I am starting to think of research as torture. Matt and I have discussed some various concerns that we have and decided that we will re-discuss starting the homestudy in January. In the mean time I am researching-away the spare minutes that I have. I have contacted several agencies and I visit lots of adoption blogs and forums.
One of the major things I have come to realize is that for every one person who has an opinion on something, there are ten people who disagree with that person. It ultimately boils down to how we feel as a couple and how we feel God is leading us.
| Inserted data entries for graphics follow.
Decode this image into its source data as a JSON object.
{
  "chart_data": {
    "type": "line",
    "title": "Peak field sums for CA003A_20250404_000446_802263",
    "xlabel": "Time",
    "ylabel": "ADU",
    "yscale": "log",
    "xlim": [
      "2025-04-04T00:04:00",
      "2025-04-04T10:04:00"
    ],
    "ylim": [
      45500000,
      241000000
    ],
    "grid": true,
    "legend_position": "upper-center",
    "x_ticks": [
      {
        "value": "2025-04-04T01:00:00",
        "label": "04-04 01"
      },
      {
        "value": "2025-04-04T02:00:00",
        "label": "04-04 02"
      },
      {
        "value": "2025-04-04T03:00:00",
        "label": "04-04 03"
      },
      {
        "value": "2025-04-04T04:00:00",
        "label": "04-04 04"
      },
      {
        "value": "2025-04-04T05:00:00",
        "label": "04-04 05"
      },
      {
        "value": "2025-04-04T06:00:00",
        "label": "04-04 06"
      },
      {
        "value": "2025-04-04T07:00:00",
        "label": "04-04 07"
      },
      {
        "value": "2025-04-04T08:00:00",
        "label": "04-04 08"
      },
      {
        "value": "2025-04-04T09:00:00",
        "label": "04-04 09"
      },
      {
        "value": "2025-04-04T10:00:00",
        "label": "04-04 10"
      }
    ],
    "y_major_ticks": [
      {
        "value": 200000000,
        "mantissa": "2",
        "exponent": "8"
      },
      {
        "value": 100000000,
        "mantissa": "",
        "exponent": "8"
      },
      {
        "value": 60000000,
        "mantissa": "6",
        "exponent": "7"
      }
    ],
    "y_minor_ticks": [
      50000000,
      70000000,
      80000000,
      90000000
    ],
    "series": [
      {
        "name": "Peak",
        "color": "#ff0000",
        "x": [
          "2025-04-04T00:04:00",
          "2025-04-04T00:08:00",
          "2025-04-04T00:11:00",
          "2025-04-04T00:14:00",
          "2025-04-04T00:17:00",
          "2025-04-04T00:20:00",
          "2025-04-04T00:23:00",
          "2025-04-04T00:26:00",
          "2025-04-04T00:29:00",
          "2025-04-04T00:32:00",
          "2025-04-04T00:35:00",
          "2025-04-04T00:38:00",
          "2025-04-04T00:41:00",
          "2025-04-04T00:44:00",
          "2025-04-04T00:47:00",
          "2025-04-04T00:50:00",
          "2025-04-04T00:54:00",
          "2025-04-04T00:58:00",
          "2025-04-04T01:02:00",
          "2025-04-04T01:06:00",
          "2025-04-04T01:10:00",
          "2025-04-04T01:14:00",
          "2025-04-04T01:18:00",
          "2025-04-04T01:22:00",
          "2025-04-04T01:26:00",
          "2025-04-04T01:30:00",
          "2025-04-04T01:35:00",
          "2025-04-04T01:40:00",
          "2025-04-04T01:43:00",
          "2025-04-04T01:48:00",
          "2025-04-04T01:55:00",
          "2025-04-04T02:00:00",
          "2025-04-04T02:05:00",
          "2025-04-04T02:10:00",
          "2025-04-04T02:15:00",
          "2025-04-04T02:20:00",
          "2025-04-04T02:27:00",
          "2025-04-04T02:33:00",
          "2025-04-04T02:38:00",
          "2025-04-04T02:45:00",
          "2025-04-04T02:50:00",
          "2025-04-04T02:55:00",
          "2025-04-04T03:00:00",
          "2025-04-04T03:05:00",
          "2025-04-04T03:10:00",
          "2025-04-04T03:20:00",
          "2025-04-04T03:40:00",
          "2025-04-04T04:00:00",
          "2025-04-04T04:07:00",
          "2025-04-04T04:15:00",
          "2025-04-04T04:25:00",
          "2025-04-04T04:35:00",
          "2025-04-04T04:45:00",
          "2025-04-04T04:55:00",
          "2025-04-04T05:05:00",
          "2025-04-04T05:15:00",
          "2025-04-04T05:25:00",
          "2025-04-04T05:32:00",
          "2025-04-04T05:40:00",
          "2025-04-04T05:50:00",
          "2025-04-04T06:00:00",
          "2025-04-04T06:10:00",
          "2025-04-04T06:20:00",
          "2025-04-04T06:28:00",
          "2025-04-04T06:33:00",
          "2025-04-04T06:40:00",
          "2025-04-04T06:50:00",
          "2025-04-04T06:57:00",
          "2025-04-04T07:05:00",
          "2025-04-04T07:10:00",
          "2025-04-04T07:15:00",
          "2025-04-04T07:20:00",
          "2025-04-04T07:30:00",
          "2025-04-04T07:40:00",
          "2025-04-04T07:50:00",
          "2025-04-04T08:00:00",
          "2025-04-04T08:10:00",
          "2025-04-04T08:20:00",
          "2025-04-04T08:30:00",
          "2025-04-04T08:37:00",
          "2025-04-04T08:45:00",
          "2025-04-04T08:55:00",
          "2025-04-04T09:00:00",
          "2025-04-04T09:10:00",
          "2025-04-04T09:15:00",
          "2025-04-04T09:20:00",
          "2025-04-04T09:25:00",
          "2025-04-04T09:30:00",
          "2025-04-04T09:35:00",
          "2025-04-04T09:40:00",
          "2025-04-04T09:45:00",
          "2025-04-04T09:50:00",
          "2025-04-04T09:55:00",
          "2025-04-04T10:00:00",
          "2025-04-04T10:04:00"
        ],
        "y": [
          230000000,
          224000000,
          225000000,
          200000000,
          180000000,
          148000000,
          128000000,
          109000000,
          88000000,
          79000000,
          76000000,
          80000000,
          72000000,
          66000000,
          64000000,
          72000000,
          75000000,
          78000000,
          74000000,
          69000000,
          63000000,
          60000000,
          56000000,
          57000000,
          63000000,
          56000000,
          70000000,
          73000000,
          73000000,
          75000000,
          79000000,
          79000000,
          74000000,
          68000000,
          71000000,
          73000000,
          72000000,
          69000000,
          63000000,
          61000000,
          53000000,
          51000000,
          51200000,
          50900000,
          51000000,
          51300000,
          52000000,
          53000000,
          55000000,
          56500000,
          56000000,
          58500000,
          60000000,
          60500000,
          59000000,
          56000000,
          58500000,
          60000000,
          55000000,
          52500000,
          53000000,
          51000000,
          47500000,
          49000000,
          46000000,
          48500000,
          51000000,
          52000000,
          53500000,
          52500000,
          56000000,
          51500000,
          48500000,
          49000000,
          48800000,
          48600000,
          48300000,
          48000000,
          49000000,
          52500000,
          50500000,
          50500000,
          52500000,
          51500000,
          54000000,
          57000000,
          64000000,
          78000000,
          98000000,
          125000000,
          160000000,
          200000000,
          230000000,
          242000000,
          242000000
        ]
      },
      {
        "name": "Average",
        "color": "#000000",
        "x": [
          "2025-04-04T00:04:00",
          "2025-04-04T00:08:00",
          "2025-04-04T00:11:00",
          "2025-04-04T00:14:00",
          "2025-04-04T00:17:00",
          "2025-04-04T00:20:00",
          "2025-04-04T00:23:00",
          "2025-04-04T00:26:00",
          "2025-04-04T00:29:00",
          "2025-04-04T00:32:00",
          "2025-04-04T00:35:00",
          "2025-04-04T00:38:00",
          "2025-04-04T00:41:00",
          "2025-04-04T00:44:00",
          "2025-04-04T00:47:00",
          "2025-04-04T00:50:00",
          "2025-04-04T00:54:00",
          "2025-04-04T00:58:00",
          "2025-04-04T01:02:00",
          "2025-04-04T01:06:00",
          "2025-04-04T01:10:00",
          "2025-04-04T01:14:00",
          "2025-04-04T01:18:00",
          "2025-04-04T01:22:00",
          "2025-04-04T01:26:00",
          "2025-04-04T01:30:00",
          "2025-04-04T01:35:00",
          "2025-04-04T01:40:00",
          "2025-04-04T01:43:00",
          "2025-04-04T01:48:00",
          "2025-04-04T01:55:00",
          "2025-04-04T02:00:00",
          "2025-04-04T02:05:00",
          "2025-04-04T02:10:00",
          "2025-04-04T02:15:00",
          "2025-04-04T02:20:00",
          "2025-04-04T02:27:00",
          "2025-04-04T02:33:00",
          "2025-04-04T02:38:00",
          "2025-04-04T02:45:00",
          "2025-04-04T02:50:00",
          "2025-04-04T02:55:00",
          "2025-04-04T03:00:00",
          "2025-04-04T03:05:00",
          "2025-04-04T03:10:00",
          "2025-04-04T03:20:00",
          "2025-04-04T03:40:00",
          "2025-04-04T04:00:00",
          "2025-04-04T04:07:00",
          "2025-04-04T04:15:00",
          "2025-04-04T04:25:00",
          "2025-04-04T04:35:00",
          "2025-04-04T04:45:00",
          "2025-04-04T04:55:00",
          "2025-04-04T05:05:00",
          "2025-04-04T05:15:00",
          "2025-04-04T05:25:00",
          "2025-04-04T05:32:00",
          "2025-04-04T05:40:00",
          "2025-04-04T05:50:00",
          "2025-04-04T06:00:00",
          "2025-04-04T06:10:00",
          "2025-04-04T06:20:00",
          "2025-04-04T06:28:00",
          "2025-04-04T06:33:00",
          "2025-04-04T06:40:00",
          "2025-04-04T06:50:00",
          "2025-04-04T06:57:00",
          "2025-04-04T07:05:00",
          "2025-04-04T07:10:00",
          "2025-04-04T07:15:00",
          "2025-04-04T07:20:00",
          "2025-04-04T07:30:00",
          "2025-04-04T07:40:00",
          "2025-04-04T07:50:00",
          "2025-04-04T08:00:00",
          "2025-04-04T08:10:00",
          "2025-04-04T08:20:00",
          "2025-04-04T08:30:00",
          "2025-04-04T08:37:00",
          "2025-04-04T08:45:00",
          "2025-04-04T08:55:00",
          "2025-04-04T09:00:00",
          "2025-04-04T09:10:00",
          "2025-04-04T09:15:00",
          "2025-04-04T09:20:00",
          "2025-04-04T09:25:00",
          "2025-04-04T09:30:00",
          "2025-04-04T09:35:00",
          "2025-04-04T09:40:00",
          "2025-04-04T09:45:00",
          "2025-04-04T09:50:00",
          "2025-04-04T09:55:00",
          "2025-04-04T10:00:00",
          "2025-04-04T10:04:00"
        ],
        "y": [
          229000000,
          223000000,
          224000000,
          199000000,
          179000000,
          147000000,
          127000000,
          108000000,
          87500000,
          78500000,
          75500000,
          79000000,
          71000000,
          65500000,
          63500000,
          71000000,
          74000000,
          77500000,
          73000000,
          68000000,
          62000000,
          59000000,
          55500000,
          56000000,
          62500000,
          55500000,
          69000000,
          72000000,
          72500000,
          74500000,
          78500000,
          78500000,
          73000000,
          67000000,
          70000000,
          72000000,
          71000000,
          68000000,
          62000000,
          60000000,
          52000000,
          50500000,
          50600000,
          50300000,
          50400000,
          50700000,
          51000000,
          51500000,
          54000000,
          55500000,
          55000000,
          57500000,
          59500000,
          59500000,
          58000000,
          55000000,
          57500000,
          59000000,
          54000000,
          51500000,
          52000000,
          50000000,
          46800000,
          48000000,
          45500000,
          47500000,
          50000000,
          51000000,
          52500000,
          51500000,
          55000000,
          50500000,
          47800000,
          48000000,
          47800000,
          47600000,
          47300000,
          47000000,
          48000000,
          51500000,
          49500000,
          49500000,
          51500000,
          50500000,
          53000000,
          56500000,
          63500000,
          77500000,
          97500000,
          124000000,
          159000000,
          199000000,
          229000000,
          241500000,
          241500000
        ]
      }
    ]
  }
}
We have discussed the idea of adopting a newborn again. One of my main reasons not to adopt a newborn was that I didn't want to feel like I was taking a newborn that another family was yearning for. There are so many waiting families that this could still be a concern, but I have found that the fact that we are open to a child of any race means that there are many more possibilities for a child that could be the next addition to our family.
So, now I am researching homestudy concerns, and analyzing the things that need to change in our home. I'm looking into adoptive breastfeeding and wondering what a birthmother will think about the fact that I want to breastfeed. I'm researching "Dear Birthparent" letters and learning that the term "Dear Birthparent" can be offensive because an expectant parent is not a birthparent until they terminate parental rights (TPR). I am finding out how long it takes before a TPR is signed in our state. I'm researching closed, semi-open, and open adoption.
I'm thinking about my biological uncle who was put up for adoption when he was born in the 1950's. I think about how he had to feel when he found out that he was adopted. I remember my dad finding out that he had an older brother when I was eight years old. I remember meeting my uncle for the first and only time. I think about how hard he must have searched for all of that information to find us and the idea of a closed adoption is out the window. In fact, the semi-open adoption feels almost as secretive to me. The only way I can see doing a domestic infant adoption is to have an open relationship with the birth family. I can't imagine raising a child who always wonders where they came from and who their birth family is.
So now I'm down to just researching open domestic infant adoption. Isn't it funny how quickly God can lead us down a different path then we had thought out in our heads?